I left a care package of Jack Daniel's, pancake mix and porn in your apartment. Merry fucking Christmas.
I was afraid she wouldn't be able keep up but I woke up in a bathtub, she called me a pussy and made me pancakes.
I remember telling you that I think Taylor Swift has stolen my essence. I still think that's true.
My booty call is in the theater watching Deadpool right now. Never though comics would work against me.
Might call you tomorrow on a drunken hate filled rant, or just a normal hate filled rant, either way be ready.
Waxing your own asshole is awkward and difficult at best.

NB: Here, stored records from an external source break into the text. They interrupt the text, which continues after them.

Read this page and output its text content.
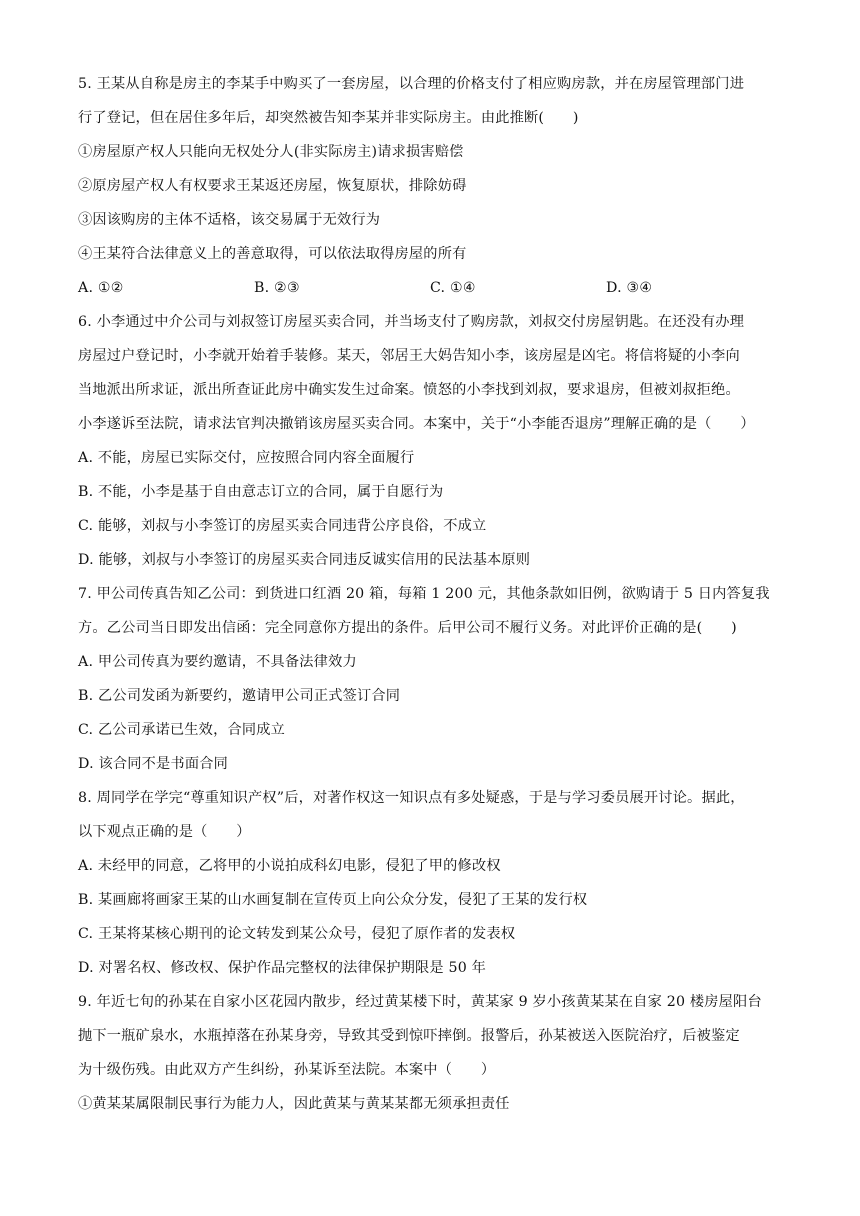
5. 王某从自称是房主的李某手中购买了一套房屋，以合理的价格支付了相应购房款，并在房屋管理部门进
行了登记，但在居住多年后，却突然被告知李某并非实际房主。由此推断(　　)
①房屋原产权人只能向无权处分人(非实际房主)请求损害赔偿
②原房屋产权人有权要求王某返还房屋，恢复原状，排除妨碍
③因该购房的主体不适格，该交易属于无效行为
④王某符合法律意义上的善意取得，可以依法取得房屋的所有
A. ①②	B. ②③	C. ①④	D. ③④
6. 小李通过中介公司与刘叔签订房屋买卖合同，并当场支付了购房款，刘叔交付房屋钥匙。在还没有办理
房屋过户登记时，小李就开始着手装修。某天，邻居王大妈告知小李，该房屋是凶宅。将信将疑的小李向
当地派出所求证，派出所查证此房中确实发生过命案。愤怒的小李找到刘叔，要求退房，但被刘叔拒绝。
小李遂诉至法院，请求法官判决撤销该房屋买卖合同。本案中，关于“小李能否退房”理解正确的是（　　）
A. 不能，房屋已实际交付，应按照合同内容全面履行
B. 不能，小李是基于自由意志订立的合同，属于自愿行为
C. 能够，刘叔与小李签订的房屋买卖合同违背公序良俗，不成立
D. 能够，刘叔与小李签订的房屋买卖合同违反诚实信用的民法基本原则
7. 甲公司传真告知乙公司：到货进口红酒 20 箱，每箱 1 200 元，其他条款如旧例，欲购请于 5 日内答复我
方。乙公司当日即发出信函：完全同意你方提出的条件。后甲公司不履行义务。对此评价正确的是(　　)
A. 甲公司传真为要约邀请，不具备法律效力
B. 乙公司发函为新要约，邀请甲公司正式签订合同
C. 乙公司承诺已生效，合同成立
D. 该合同不是书面合同
8. 周同学在学完“尊重知识产权”后，对著作权这一知识点有多处疑惑，于是与学习委员展开讨论。据此，
以下观点正确的是（　　）
A. 未经甲的同意，乙将甲的小说拍成科幻电影，侵犯了甲的修改权
B. 某画廊将画家王某的山水画复制在宣传页上向公众分发，侵犯了王某的发行权
C. 王某将某核心期刊的论文转发到某公众号，侵犯了原作者的发表权
D. 对署名权、修改权、保护作品完整权的法律保护期限是 50 年
9. 年近七旬的孙某在自家小区花园内散步，经过黄某楼下时，黄某家 9 岁小孩黄某某在自家 20 楼房屋阳台
抛下一瓶矿泉水，水瓶掉落在孙某身旁，导致其受到惊吓摔倒。报警后，孙某被送入医院治疗，后被鉴定
为十级伤残。由此双方产生纠纷，孙某诉至法院。本案中（　　）
①黄某某属限制民事行为能力人，因此黄某与黄某某都无须承担责任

Mass text: dear whatever jerk off who thinks they stole drugs from me. It was birth control. Go fuck yourself. And pray that I don't get pregnant.
Who puts their birth control in a bottle with a smiley face?!
Oh fuck wait
You were sober bartending last night right?
Sorta. I remember you crying, ripping rose petals off the flower stem and slowly sprinkling them behind the bar at me and singing softly
Romantic
So being hungover in an office full of people with hangovers for 9 hours is quite possibly what hell will be like.
The salt made it so good this margarita is touching my soul. I swear I'm not high BUT I want elote in a cup with the insides of a shrimp taco. I think that would make my life complete.